Instructor: Nicholas Bruscia
ARC 547
Spring 2018
DESCRIPTION:
This technical seminar introduces students to computational design tools that facilitate movement between physics-based simulation and material prototyping. The course objectives are to gain experience with computational form-finding (the organization of forces and iteration of the results) and to calibrate simulated results to material characteristics. Physical study models will be digitally measured to inform the parameters required for simulation; a process intended to produce accurate representations needed to realize well-crafted material prototypes and/or a large-scale prototype completed as a group effort. Skill-building exercises and in-class workshops will occur prior to research projects.
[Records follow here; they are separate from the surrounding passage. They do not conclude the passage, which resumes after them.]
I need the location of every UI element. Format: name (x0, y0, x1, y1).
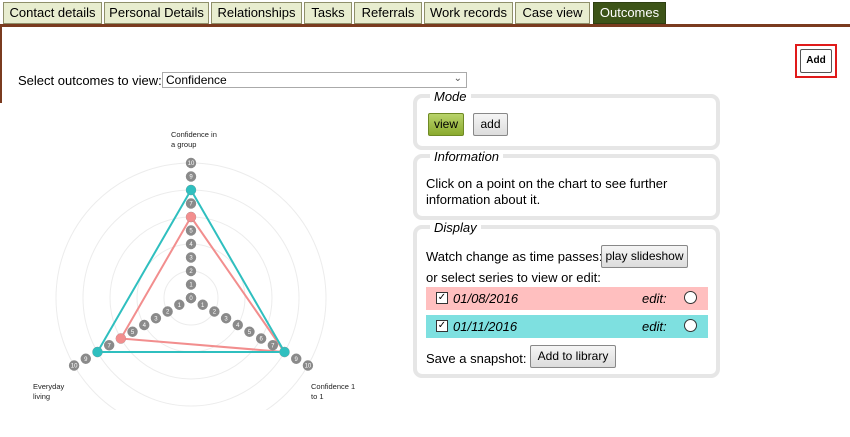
axis-label: Confidence in (171, 130, 217, 139)
axis-tick-dot: 7 (103, 340, 115, 351)
mode-panel: Mode view add (413, 90, 720, 150)
series-1-point[interactable] (115, 333, 126, 344)
content-border (0, 27, 2, 103)
information-legend: Information (430, 150, 504, 164)
information-text-line2: information about it. (426, 192, 541, 207)
series-1-edit-label: edit: (642, 291, 667, 306)
axis-tick-dot: 0 (185, 292, 197, 304)
tab-contact-details[interactable]: Contact details (3, 2, 102, 24)
tick-label: 10 (71, 364, 78, 370)
series-1-checkbox[interactable]: ✓ (436, 292, 448, 304)
mode-legend: Mode (430, 90, 471, 104)
information-panel: Information Click on a point on the char… (413, 150, 720, 220)
add-mode-button[interactable]: add (473, 113, 508, 136)
axis-tick-dot: 2 (185, 265, 197, 277)
axis-tick-dot: 4 (185, 238, 197, 250)
add-to-library-button[interactable]: Add to library (530, 345, 616, 368)
axis-tick-dot: 5 (185, 225, 197, 236)
axis-label: living (33, 392, 50, 401)
chevron-down-icon: ⌄ (453, 73, 462, 84)
tab-outcomes[interactable]: Outcomes (593, 2, 666, 24)
series-polygon-1 (119, 215, 287, 354)
tab-tasks[interactable]: Tasks (304, 2, 352, 24)
series-2-point[interactable] (186, 185, 196, 195)
axis-tick-dot: 5 (244, 326, 255, 337)
axis-tick-dot: 10 (185, 157, 197, 169)
view-mode-button[interactable]: view (428, 113, 464, 136)
series-2-point[interactable] (92, 347, 103, 357)
axis-tick-dot: 9 (80, 353, 91, 364)
play-slideshow-button[interactable]: play slideshow (601, 245, 688, 268)
axis-tick-dot: 3 (220, 313, 232, 324)
axis-tick-dot: 9 (185, 171, 197, 182)
select-outcomes-label: Select outcomes to view: (18, 73, 162, 88)
tab-work-records[interactable]: Work records (424, 2, 513, 24)
series-1-date: 01/08/2016 (453, 291, 519, 306)
add-outcome-highlight: Add (795, 44, 837, 78)
tab-personal-details[interactable]: Personal Details (104, 2, 209, 24)
outcomes-radar-chart[interactable]: 012345678910012345678910012345678910Conf… (0, 110, 400, 410)
series-2-point[interactable] (279, 347, 290, 357)
watch-change-label: Watch change as time passes: (426, 249, 603, 264)
tab-referrals[interactable]: Referrals (354, 2, 422, 24)
axis-tick-dot: 1 (185, 279, 197, 290)
axis-tick-dot: 1 (197, 299, 208, 310)
axis-tick-dot: 3 (185, 252, 197, 263)
tab-bar-underline (0, 24, 850, 27)
axis-tick-dot: 4 (139, 319, 150, 331)
tab-relationships[interactable]: Relationships (211, 2, 302, 24)
series-row-2: ✓ 01/11/2016 edit: (426, 315, 708, 338)
axis-tick-dot: 9 (291, 353, 302, 364)
tab-case-view[interactable]: Case view (515, 2, 590, 24)
axis-label: Everyday (33, 382, 65, 391)
display-panel: Display Watch change as time passes: pla… (413, 221, 720, 378)
axis-label: Confidence 1 (311, 382, 355, 391)
axis-tick-dot: 3 (150, 313, 162, 324)
axis-tick-dot: 1 (174, 299, 185, 310)
outcomes-select-value: Confidence (166, 73, 227, 87)
axis-label: to 1 (311, 392, 324, 401)
tick-label: 10 (305, 364, 312, 370)
series-1-point[interactable] (186, 212, 196, 222)
information-text-line1: Click on a point on the chart to see fur… (426, 176, 668, 191)
axis-tick-dot: 2 (209, 306, 220, 317)
series-row-1: ✓ 01/08/2016 edit: (426, 287, 708, 310)
select-series-label: or select series to view or edit: (426, 270, 601, 285)
axis-tick-dot: 7 (185, 198, 197, 209)
axis-tick-dot: 6 (255, 333, 267, 344)
tab-bar: Contact details Personal Details Relatio… (0, 0, 850, 27)
axis-tick-dot: 10 (68, 360, 80, 371)
series-2-edit-label: edit: (642, 319, 667, 334)
outcomes-select[interactable]: Confidence ⌄ (162, 72, 467, 88)
axis-tick-dot: 5 (127, 326, 138, 337)
display-legend: Display (430, 221, 481, 235)
series-2-checkbox[interactable]: ✓ (436, 320, 448, 332)
axis-tick-dot: 2 (162, 306, 173, 317)
series-1-edit-radio[interactable] (684, 291, 697, 304)
series-2-date: 01/11/2016 (453, 319, 518, 334)
tick-label: 10 (188, 161, 195, 167)
axis-label: a group (171, 140, 196, 149)
axis-tick-dot: 4 (232, 319, 243, 331)
axis-tick-dot: 10 (302, 360, 314, 371)
axis-tick-dot: 7 (267, 340, 279, 351)
add-outcome-button[interactable]: Add (800, 49, 832, 73)
series-2-edit-radio[interactable] (684, 319, 697, 332)
save-snapshot-label: Save a snapshot: (426, 351, 527, 366)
Students will be asked to engage in physical prototyping and testing through both manual and digital fabrication; an essential process in understanding material properties that will ultimately inform on-screen design and production. We’ll begin by building physical models without the aid of the computer in order to gain a working knowledge and expectation for how the material will react under stress. To follow, the class engages in a skill-building process that attempts to develop accurate digital simulations of material behavior which is compared to the digitally measured physical models. This attempt at calibration conceptually bridges digital and physical form-finding, while adding material specificity to otherwise abstract numeric values required to run the simulation. The methods for digital measurement are dependent on the scale of the material and desired precision; the course will experiment with a MicroScribe digitizer for small scale models, accelerometers (motion sensors) for larger scale prototypes, and the SMART COE’s Vicon Motion Capture System in the newly constructed Bonner Hall Sandbox for more accurate, full scale measuring and calibration.